TurtleCell's design was finalized last December and the product made its January debut at the Consumer Electronics Show in Las Vegas. It is expected to begin selling in summer 2014.
Before Turnbull and Schrems, the other cofounder of TurtleCell and a U-M engineering graduate, could reach this milestone, however, they needed some help from Michigan Law's Entrepreneurship Clinic. The pair had been accepted into TechArb, the University's student startup accelerator, in summer 2012, and quickly realized there was more to their venture than they had anticipated.
"We had no idea about the legal aspects of starting a business," Turnbull said. "We immediately made an appointment with the clinic [which provides no-cost legal services to U-M student entrepreneurs], and Prof. Bryce Pilz talked us through the big and small picture of what we needed to know."

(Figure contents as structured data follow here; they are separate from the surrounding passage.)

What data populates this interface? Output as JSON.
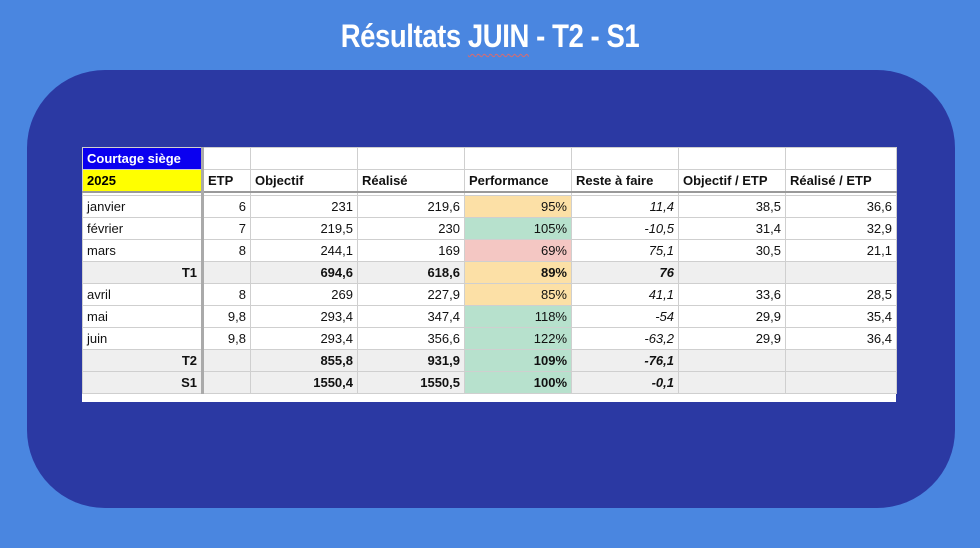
{
  "title": {
    "prefix": "Résultats ",
    "highlight": "JUIN",
    "suffix": " - T2 - S1"
  },
  "colors": {
    "background": "#4a86e0",
    "panel": "#2b39a3",
    "header_blue": "#0a00f0",
    "header_yellow": "#ffff00",
    "perf_orange": "#fce0a6",
    "perf_green": "#b7e1cd",
    "perf_red": "#f4c7c3"
  },
  "table": {
    "label": "Courtage siège",
    "year": "2025",
    "headers": [
      "ETP",
      "Objectif",
      "Réalisé",
      "Performance",
      "Reste à faire",
      "Objectif / ETP",
      "Réalisé / ETP"
    ],
    "rows": [
      {
        "label": "janvier",
        "etp": "6",
        "objectif": "231",
        "realise": "219,6",
        "performance": "95%",
        "reste": "11,4",
        "obj_etp": "38,5",
        "real_etp": "36,6",
        "perf_color": "orange"
      },
      {
        "label": "février",
        "etp": "7",
        "objectif": "219,5",
        "realise": "230",
        "performance": "105%",
        "reste": "-10,5",
        "obj_etp": "31,4",
        "real_etp": "32,9",
        "perf_color": "green"
      },
      {
        "label": "mars",
        "etp": "8",
        "objectif": "244,1",
        "realise": "169",
        "performance": "69%",
        "reste": "75,1",
        "obj_etp": "30,5",
        "real_etp": "21,1",
        "perf_color": "red"
      },
      {
        "label": "T1",
        "etp": "",
        "objectif": "694,6",
        "realise": "618,6",
        "performance": "89%",
        "reste": "76",
        "obj_etp": "",
        "real_etp": "",
        "perf_color": "orange"
      },
      {
        "label": "avril",
        "etp": "8",
        "objectif": "269",
        "realise": "227,9",
        "performance": "85%",
        "reste": "41,1",
        "obj_etp": "33,6",
        "real_etp": "28,5",
        "perf_color": "orange"
      },
      {
        "label": "mai",
        "etp": "9,8",
        "objectif": "293,4",
        "realise": "347,4",
        "performance": "118%",
        "reste": "-54",
        "obj_etp": "29,9",
        "real_etp": "35,4",
        "perf_color": "green"
      },
      {
        "label": "juin",
        "etp": "9,8",
        "objectif": "293,4",
        "realise": "356,6",
        "performance": "122%",
        "reste": "-63,2",
        "obj_etp": "29,9",
        "real_etp": "36,4",
        "perf_color": "green"
      },
      {
        "label": "T2",
        "etp": "",
        "objectif": "855,8",
        "realise": "931,9",
        "performance": "109%",
        "reste": "-76,1",
        "obj_etp": "",
        "real_etp": "",
        "perf_color": "green"
      },
      {
        "label": "S1",
        "etp": "",
        "objectif": "1550,4",
        "realise": "1550,5",
        "performance": "100%",
        "reste": "-0,1",
        "obj_etp": "",
        "real_etp": "",
        "perf_color": "green"
      }
    ]
  }
}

At the top of the list was developing an intellectual property strategy to protect TurtleCell's business ideas and attract investors. Helen Ji, 3L, one of the student attorneys who worked with TurtleCell for two semesters, helped to draft contracts involving TurtleCell's intellectual property. She also helped TurtleCell understand how it could further leverage intellectual property (such as patents and trademarks) to protect its competitive technological advantage.
"Many entrepreneurs tend to see legal issues as mere formalities," Ji said, "but Nick and Paul seemed to really appreciate the importance of legal IP protection."
Working in the Entrepreneurship Clinic gave Ji the practical experience she desired, particularly since she plans to pursue a career in patent litigation. "The clinic provided a low-pressure opportunity for me to embrace the responsibility of working with a real client's complex issues," she said. "By discussing my research and analysis with Prof. Pilz, who previously worked as a patent litigator, I received valuable insight into how successful patent attorneys think."
In turn, TurtleCell's cofounders received useful legal advice from Ji and the clinic—advice they would have needed to fund with additional capital had the clinic's no-cost legal help been unavailable.
"I would recommend the Entrepreneurship Clinic to other entrepreneurs," Turnbull said. "It's a fantastic resource that U-M offers, and startups shouldn't shy away from using it. They blew away our expectations of what free legal services would be, and the students gave great help and advice."